L’accesso alle informazioni conservate dai CSP sarebbe, invece, molto agevole in quanto disciplinato dal RIPA (Regulation of Investigatory Powers Act) il quale non prescrive alcun decreto autorizzativo dell’Autorità giudiziaria, essendo sufficiente una richiesta scritta di un ufficiale di polizia.

Il libero ed indiscriminato accesso alla globalità dei dati relativi alle comunicazioni dell’intera popolazione britannica, senza neppure le garanzie di un warrant, necessario solo per le intercettazioni dei contenuti, ha scatenato l’ira dei difensori dei diritti civili, i quali hanno riservato parole durissime ai loro governanti.

A prescindere da pur legittime rimostranze basate sulla discutibile efficacia delle misure proposte per la sicurezza nazionale e sugli ingenti costi di gestione che si addosserebbero ai CSP, i giuristi inglesi si concentrano innanzitutto sull’incompatibilità del programma con il diritto comunitario, in particolare con l’art.8 della Convenzione europea dei diritti dell’uomo e con la direttiva sulla data retention (2006/24/CE).

Quest’ultima, come noto, è da sempre oggetto di aspre critiche per il suo indubbio impatto sulla privacy dei cittadini ed alcune corti costituzionali (rumena nel 2009, tedesca nel 2010 e ceca nel 2011)  hanno annullato le leggi nazionali di attuazione della direttiva per violazione di diritti umani fondamentali.

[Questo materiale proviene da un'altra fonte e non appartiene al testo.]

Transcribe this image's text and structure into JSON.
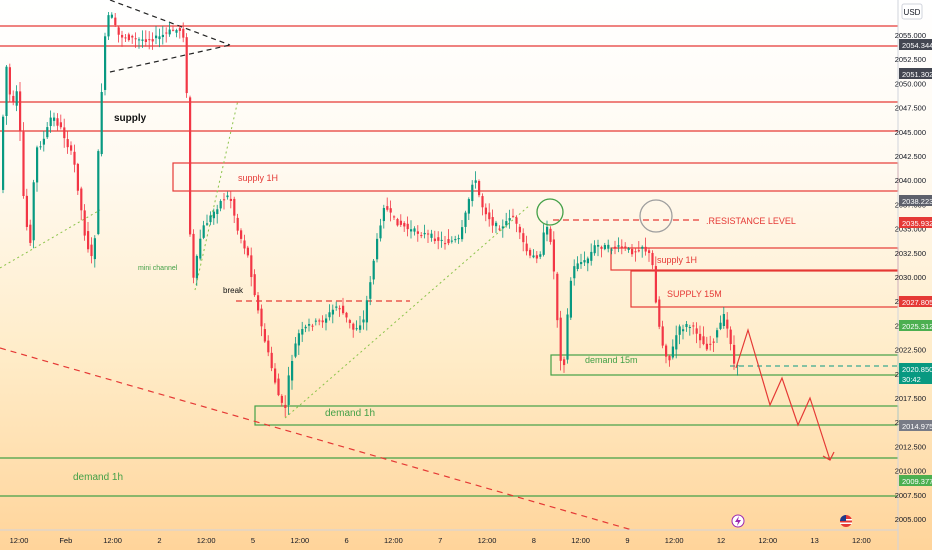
{
  "currency": "USD",
  "y_axis": {
    "ticks": [
      "2055.000",
      "2052.500",
      "2050.000",
      "2047.500",
      "2045.000",
      "2042.500",
      "2040.000",
      "2037.500",
      "2035.000",
      "2032.500",
      "2030.000",
      "2027.500",
      "2025.000",
      "2022.500",
      "2020.000",
      "2017.500",
      "2015.000",
      "2012.500",
      "2010.000",
      "2007.500",
      "2005.000"
    ],
    "badges": [
      {
        "label": "2054.344",
        "color": "#434651",
        "kind": "grey"
      },
      {
        "label": "2051.302",
        "color": "#434651",
        "kind": "grey"
      },
      {
        "label": "2038.223",
        "color": "#5d606b",
        "kind": "grey"
      },
      {
        "label": "2035.932",
        "color": "#e53935",
        "kind": "red"
      },
      {
        "label": "2027.805",
        "color": "#e53935",
        "kind": "red"
      },
      {
        "label": "2025.312",
        "color": "#4caf50",
        "kind": "green"
      },
      {
        "label": "2020.850",
        "color": "#089981",
        "kind": "teal"
      },
      {
        "label": "30:42",
        "color": "#089981",
        "kind": "teal"
      },
      {
        "label": "2014.975",
        "color": "#787b86",
        "kind": "grey"
      },
      {
        "label": "2009.377",
        "color": "#4caf50",
        "kind": "green"
      }
    ]
  },
  "x_axis": {
    "ticks": [
      "12:00",
      "Feb",
      "12:00",
      "2",
      "12:00",
      "5",
      "12:00",
      "6",
      "12:00",
      "7",
      "12:00",
      "8",
      "12:00",
      "9",
      "12:00",
      "12",
      "12:00",
      "13",
      "12:00"
    ]
  },
  "annotations": {
    "supply": "supply",
    "supply_1h_upper": "supply 1H",
    "mini_channel": "mini channel",
    "break": "break",
    "resistance_level": ".RESISTANCE LEVEL",
    "supply_1h_right": "supply 1H",
    "supply_15m": "SUPPLY 15M",
    "demand_15m": "demand 15m",
    "demand_1h_mid": "demand 1h",
    "demand_1h_left": "demand 1h"
  },
  "icons": {
    "events_icon": "lightning-event-icon",
    "flag_icon": "us-flag-icon"
  },
  "colors": {
    "up": "#089981",
    "down": "#f23645",
    "red_line": "#e53935",
    "green_line": "#43a047",
    "label_red": "#e53935",
    "label_green": "#4caf50"
  }
}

Ed invero, nonostante la Corte Europea di Giustizia nella sentenza del 10 febbraio 2009, Irlanda vs. Parlamento e Consiglio d’Europa (C-301/06), abbia sottolineato come la direttiva sulla data retention sia stata emanata all’interno del secondo pilastro e in esecuzione dell’art.95 del Trattato CE, non può negarsi che, più che essere rivolta al funzionamento del mercato, la stessa abbia come scopo principale (non a caso enunciato proprio all’articolo 1) di assicurare la disponibilità di dati per fini di investigazione, prevenzione e repressione di gravi reati.

Tuttavia, il campo di applicazione della direttiva è molto circoscritto: riguarda solo determinati meta-dati relativi alle comunicazioni telefoniche e telematiche (e il WP 29 nel suo rapporto del 2010 ha rimarcato come l’elenco dei dati debba essere considerato tassativo) e si applica solo i fornitori di servizi di comunicazione elettronica accessibili al pubblico o di una rete pubblica di comunicazione.

In quest’ottica è del tutto evidente come il programma CCDP (che dovrebbe comprendere, tra l’altro, anche la raccolta dei dati generati attraverso l’uso di VoIP, instant messaging e social networks) vada decisamente oltre e sia dunque incompatibile con l’acquis comunitario.

Tuttavia, non va dimenticato che la direttiva sulla data retention non ha modificato l’articolo 15 della direttiva e-privacy nella parte in cui prevede la possibilità in capo ai singolo Stati membri (cfr. considerando 12 della direttiva) di continuare a derogare al principio della riservatezza delle comunicazioni adottando qualunque misura ritenuta necessaria, opportuna e proporzionata all’interno di una società democratica per la salvaguardia della sicurezza nazionale, della difesa, della sicurezza pubblica.

La proposta inglese, quanto meno laddove formalmente indirizzata alla lotta al terrorismo,  potrebbe quindi avere legittimazione giuridica.

Ma come discernere un legittimo accesso per una legittima motivazione di ordine pubblico da un accesso illegittimo?

Ed ancora. Se e quando ci fosse una tale mole di dati a disposizione come quella che il governo britannico vuole raccogliere, quale diga potrebbe mai arginare l’impulso umano di guardare, verificare, controllare?

La sorveglianza colpisce l’uomo nella sua dignità individuale, ma la sorveglianza di massa mina tutti i cittadini nel loro diritto alla privacy che, come la maggior parte dei diritti, si riferisce direttamente alla democrazia.

Ben lo sapeva Sir William Pitt, che nel suo famoso discorso alla House of Commons del marzo 1763, disse: “The poorest man may in his cottage bid defiance to all the forces of the Crown. It may be frail, its roof may shake, the wind may blow through it, the storm may enter, the rain may enter, but the King of England cannot enter; all his force dares not cross the threshold of the ruined tenement!”.

Che gli inglesi possano mantenere saldo il suo insegnamento.